Voix off : Une fois signé, il cimentera des éléments cruciaux du plan du gouvernement étasunien visant à créer un nouveau bloc mondial qui assurera la domination de quelques-unes de ses plus grosses entreprises, et pour le comprendre, il nous faut remonter aux années 1950 : (Dinah Shore, chanteuse) "...Visitez les USA dans votre Chevrolet, L'Amérique vous lance un appel Conduisez votre Chevrolet dans tous les USA..."
Voix off : Après la Deuxième Guerre mondiale, les États-Unis représentaient la moitié de l'économie mondiale. Aucun autre pays ne pouvait rivaliser avec son influence et ils pouvaient rédiger à leur avantage les seules règles du commerce international qui existaient. L'Organisation Mondiale du Commerce a été créée dans ce contexte et les États-Unis dictaient les règles qui favorisaient les entreprises américaines. (Dinah Shore) "Prenez rendez-vous pour visiter les USA, Voyez-les dans votre Chevrolet !" Voix off : Mais lorsque des économies de pays tels que la Chine ou l'Inde ont adhéré à l'OMC, l'arène s'est démocratisée et les États-Unis ont eu plus de peine à contrôler ses prises de décision. John Pilger : C'est l'OMC et les cycles de Doha, l'Inde s'est exprimée, et le Brésil s'est exprimé, et les USA ont perdu le contrôle.
Pascal Lamy, Chef de l'OMC : Je crois qu'il ne sert à rien de tourner autour du pot : cette réunion a échoué.
Voix off : Les États-Unis avaient besoin d'une nouvelle stratégie pour maintenir leur domination mondiale. Si bien que dans un style américain classique, ils ont vu grand. Afin de contourner l'OMC, ils sont en train de créer les plus grands accords internationaux jamais vus dans le monde. On les appelle les "3 grands T" : le Trans-Pacific Partnership -- le Partenariat transpacifique -- ou TPP (PTP), le Trans-Atlantic Trade and Investment Partnership -- Le Partenariat transatlantique de commerce et d'investissement -- ou TTIP (PTCI), et le Trade in Services Agreement -- l'Accord sur le commerce des services-- ou TiSA (ACS). Et ils sont tous négociés en secret, en ce moment même.John Pilger : Quand nous l'avons découvert, quand Wikileaks a eu la possibilité d'en faire fuiter des éléments...

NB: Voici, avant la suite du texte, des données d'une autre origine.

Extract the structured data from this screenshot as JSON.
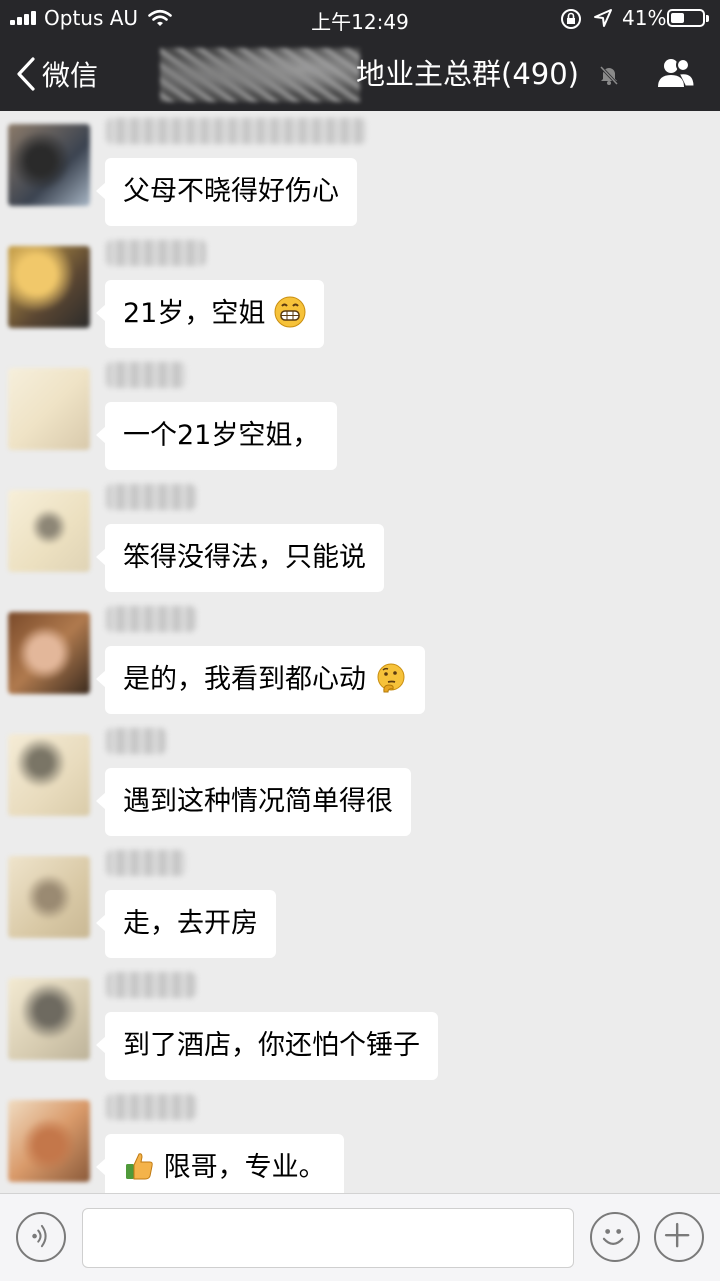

John Hilary, directeur exécutif de War on Want : Ce qui est intéressant, quand vous passez en revue toutes ces transactions, qu'il s'agisse du TTIP (PTCI), TPP (PTP) ou TiSA, c'est que la Chine en est exclue, mais aussi le Brésil, la Russie, l'Inde, l'Afrique du Sud. Ils sont tous exclus parce qu'il s'agit des économies émergentes.

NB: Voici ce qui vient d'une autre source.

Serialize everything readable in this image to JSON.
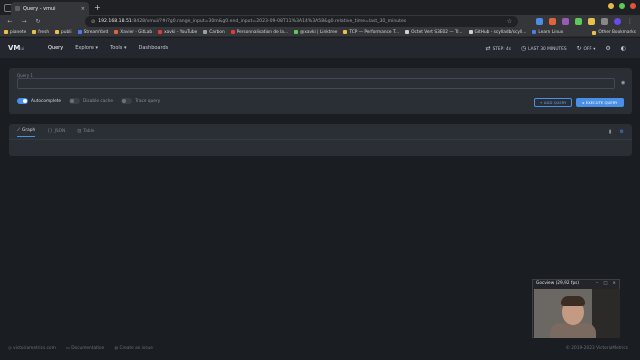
{
  "browser": {
    "tab_title": "Query - vmui",
    "tab_close": "×",
    "new_tab": "+",
    "url_host": "192.168.18.51",
    "url_path": ":8428/vmui/?#/?g0.range_input=30m&g0.end_input=2023-09-08T11%3A14%3A58&g0.relative_time=last_30_minutes",
    "bookmarks": [
      {
        "label": "pianete",
        "color": "#e8c14a"
      },
      {
        "label": "fresh",
        "color": "#e8c14a"
      },
      {
        "label": "publi",
        "color": "#e8c14a"
      },
      {
        "label": "StreamYard",
        "color": "#4a7ee8"
      },
      {
        "label": "Xavier · GitLab",
        "color": "#e2643a"
      },
      {
        "label": "xavki - YouTube",
        "color": "#e23a3a"
      },
      {
        "label": "Carbon",
        "color": "#9aa0a6"
      },
      {
        "label": "Personnalisation de la...",
        "color": "#e23a3a"
      },
      {
        "label": "@xavki | Linktree",
        "color": "#5ec95a"
      },
      {
        "label": "TCP — Performance T...",
        "color": "#e8c14a"
      },
      {
        "label": "Octet Vert S3E02 — Tr...",
        "color": "#cfcfcf"
      },
      {
        "label": "GitHub - scylladb/scyll...",
        "color": "#cfcfcf"
      },
      {
        "label": "Learn Linux",
        "color": "#4a7ee8"
      }
    ],
    "other_bookmarks": "Other Bookmarks"
  },
  "app": {
    "logo": "VM",
    "logo_sub": "ui",
    "nav": [
      "Query",
      "Explore ▾",
      "Tools ▾",
      "Dashboards"
    ],
    "step": "STEP: 4s",
    "time_range": "LAST 30 MINUTES",
    "refresh": "OFF ▾"
  },
  "query": {
    "label": "Query 1",
    "value": "",
    "toggles": [
      "Autocomplete",
      "Disable cache",
      "Trace query"
    ],
    "add_query": "+ ADD QUERY",
    "execute_query": "▸ EXECUTE QUERY"
  },
  "results": {
    "tabs": [
      "Graph",
      "JSON",
      "Table"
    ]
  },
  "footer": {
    "links": [
      "victoriametrics.com",
      "Documentation",
      "Create an issue"
    ],
    "copyright": "© 2019-2023 VictoriaMetrics"
  },
  "gocview": {
    "title": "Gocview (29,92 fps)"
  },
  "colors": {
    "accent": "#4a8fe7",
    "background": "#1a1d22",
    "panel": "#2a2e35"
  }
}
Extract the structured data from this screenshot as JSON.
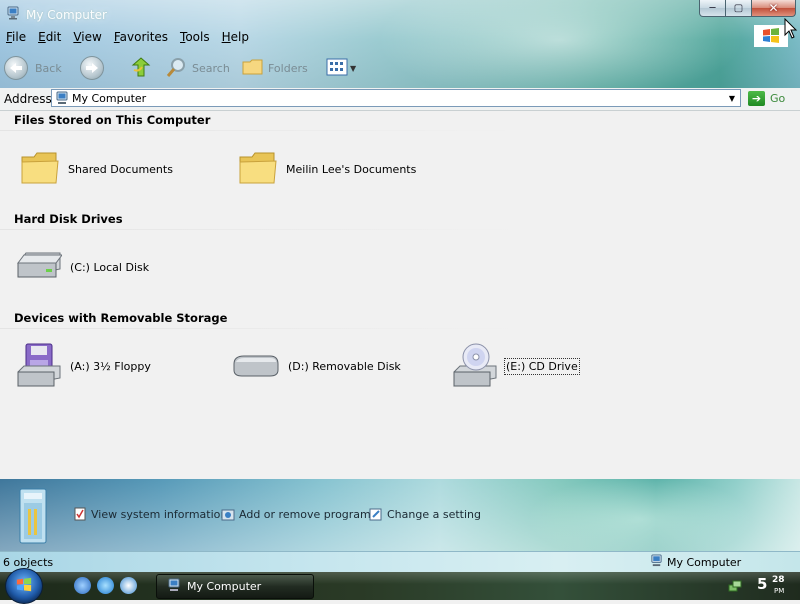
{
  "window": {
    "title": "My Computer",
    "buttons": {
      "minimize": "─",
      "maximize": "▢",
      "close": "✕"
    }
  },
  "menu": [
    "File",
    "Edit",
    "View",
    "Favorites",
    "Tools",
    "Help"
  ],
  "toolbar": {
    "back": "Back",
    "search": "Search",
    "folders": "Folders"
  },
  "address": {
    "label": "Address",
    "value": "My Computer",
    "go": "Go"
  },
  "groups": [
    {
      "title": "Files Stored on This Computer",
      "items": [
        {
          "label": "Shared Documents",
          "icon": "folder-icon"
        },
        {
          "label": "Meilin Lee's Documents",
          "icon": "folder-icon"
        }
      ]
    },
    {
      "title": "Hard Disk Drives",
      "items": [
        {
          "label": "(C:) Local Disk",
          "icon": "hard-disk-icon"
        }
      ]
    },
    {
      "title": "Devices with Removable Storage",
      "items": [
        {
          "label": "(A:) 3½ Floppy",
          "icon": "floppy-drive-icon"
        },
        {
          "label": "(D:) Removable Disk",
          "icon": "removable-disk-icon"
        },
        {
          "label": "(E:) CD Drive",
          "icon": "cd-drive-icon",
          "selected": true
        }
      ]
    }
  ],
  "tasks": [
    {
      "label": "View system information",
      "icon": "system-info-icon"
    },
    {
      "label": "Add or remove programs",
      "icon": "programs-icon"
    },
    {
      "label": "Change a setting",
      "icon": "settings-icon"
    }
  ],
  "status": {
    "left": "6 objects",
    "right": "My Computer"
  },
  "taskbar": {
    "window_label": "My Computer",
    "clock_hour": "5",
    "clock_min": "28",
    "clock_ampm": "PM"
  }
}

Matt Kennard, Centre for Investigative Journalism : Ce qui n'est pas souvent compris, c'est que ces accords font partie d'une guerre géopolitique. Il s'agit d'une nouvelle guerre, qui se déroule aux États-Unis et en Chine. Les États-Unis ont très peur de la montée de la Chine. Ils en sont arrivés à encercler militairement ce qu'on appelle le pivot de l'Asie, et ils s'apprêtent à le faire économiquement.

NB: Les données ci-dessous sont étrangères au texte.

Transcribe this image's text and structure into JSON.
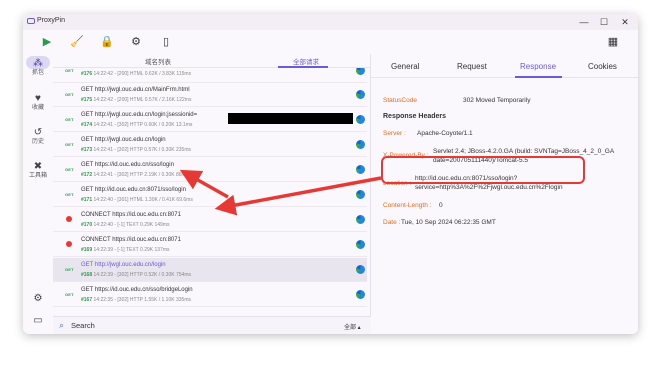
{
  "app": {
    "title": "ProxyPin"
  },
  "window_controls": {
    "minimize": "—",
    "maximize": "☐",
    "close": "✕"
  },
  "toolbar": {
    "play": "▶",
    "clean": "🧹",
    "lock": "🔒",
    "settings": "⚙",
    "mobile": "▯",
    "layout": "▦"
  },
  "sidebar": {
    "items": [
      {
        "label": "抓包",
        "icon": "⁂"
      },
      {
        "label": "收藏",
        "icon": "♥"
      },
      {
        "label": "历史",
        "icon": "↺"
      },
      {
        "label": "工具箱",
        "icon": "✖"
      }
    ],
    "bottom_icons": [
      "⚙",
      "▭"
    ]
  },
  "list": {
    "tabs": [
      "域名列表",
      "全部请求"
    ],
    "rows": [
      {
        "badge": "GET",
        "request": "",
        "id": "#176",
        "meta": " 14:22:42 - [200]  HTML 0.62K / 3.83K  115ms"
      },
      {
        "badge": "GET",
        "request": "GET http://jwgl.ouc.edu.cn/MainFrm.html",
        "id": "#175",
        "meta": " 14:22:42 - [200]  HTML 0.57K / 2.16K  122ms"
      },
      {
        "badge": "GET",
        "request": "GET http://jwgl.ouc.edu.cn/login;jsessionid=",
        "id": "#174",
        "meta": " 14:22:41 - [302]  HTTP 0.60K / 0.20K  13.1ms"
      },
      {
        "badge": "GET",
        "request": "GET http://jwgl.ouc.edu.cn/login",
        "id": "#173",
        "meta": " 14:22:41 - [302]  HTTP 0.57K / 0.30K  235ms"
      },
      {
        "badge": "GET",
        "request": "GET https://id.ouc.edu.cn/sso/login",
        "id": "#172",
        "meta": " 14:22:41 - [302]  HTTP 2.19K / 0.30K  86ms"
      },
      {
        "badge": "GET",
        "request": "GET http://id.ouc.edu.cn:8071/sso/login",
        "id": "#171",
        "meta": " 14:22:40 - [301]  HTML 1.30K / 0.41K  69.6ms"
      },
      {
        "badge": "ERR",
        "request": "CONNECT https://id.ouc.edu.cn:8071",
        "id": "#170",
        "meta": " 14:22:40 - [-1]  TEXT 0.29K  149ms"
      },
      {
        "badge": "ERR",
        "request": "CONNECT https://id.ouc.edu.cn:8071",
        "id": "#169",
        "meta": " 14:22:39 - [-1]  TEXT 0.29K  137ms"
      },
      {
        "badge": "GET",
        "request": "GET http://jwgl.ouc.edu.cn/login",
        "id": "#168",
        "meta": " 14:22:39 - [302]  HTTP 0.52K / 0.30K  754ms"
      },
      {
        "badge": "GET",
        "request": "GET https://id.ouc.edu.cn/sso/bridgeLogin",
        "id": "#167",
        "meta": " 14:22:35 - [302]  HTTP 1.55K / 1.10K  335ms"
      }
    ]
  },
  "search": {
    "placeholder": "Search",
    "filter": "全部 ▴"
  },
  "detail": {
    "tabs": [
      "General",
      "Request",
      "Response",
      "Cookies"
    ],
    "status_label": "StatusCode",
    "status_value": "302  Moved Temporarily",
    "headers_title": "Response Headers",
    "server_key": "Server :",
    "server_val": "Apache-Coyote/1.1",
    "xpb_key": "X-Powered-By :",
    "xpb_val1": "Servlet 2.4; JBoss-4.2.0.GA (build: SVNTag=JBoss_4_2_0_GA",
    "xpb_val2": "date=200705111440)/Tomcat-5.5",
    "loc_key": "Location :",
    "loc_val1": "http://id.ouc.edu.cn:8071/sso/login?",
    "loc_val2": "service=http%3A%2F%2Fjwgl.ouc.edu.cn%2Flogin",
    "cl_key": "Content-Length :",
    "cl_val": "0",
    "date_key": "Date :",
    "date_val": "Tue, 10 Sep 2024 06:22:35 GMT"
  },
  "annotation_color": "#e53935",
  "accent_color": "#6a5bd6"
}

Julian Assange : L'idée de base qui vient quand on lit les documents de la stratégie US, c'est qu'il s'agit de la construction d'une nouvelle grande enceinte, et d'y placer les États-Unis, 51 autres pays, 1,6 milliard de personnes, et les deux-tiers du PIB mondial ; d'y intégrer l'Amérique Latine, en l'éloignant du Brésil et en la rapprochant des États-Unis ; d'y intégrer l'Asie du sud-est en l'éloignant de la Chine et en la rapprochant des États-Unis ; et d'y intégrer l'Europe occidentale tout en l'éloignant de l'ensemble de l'Eurasie et en l'attirant vers l'Atlantique.
Voix off : Des "3 grands T", Wikileaks a révélé quatre chapitres du TPP (PTP) qui affectent 12 pays d'Amérique et d'Asie du sud-est. Nous avons aussi obtenu la liste du texte juridique du TiSA, qui affecte 52 pays dont l'UE, mais presque l'ensemble du TTIP (PTCI) est encore secret. Lorsqu'il sera signé, le TTIP (PTCI) couvrira la moitié du PIB mondial, et affectera chaque État-membre européen. Malgré cela, les parlementaires de l'UE se voient confrontés à de sérieuses restrictions d'accès [au texte de] l'accord proposé. Jean Lambert, Députée européenne, Parti des Verts : Oui, j'ai trouvé ça incroyable, moi aussi, s'agissant d'un accord commercial -- et non d'une question de vie ou de mort en termes de sécurité, où on pourrait comprendre qu'il y ait des restrictions, même si nous ne les apprécions pas trop.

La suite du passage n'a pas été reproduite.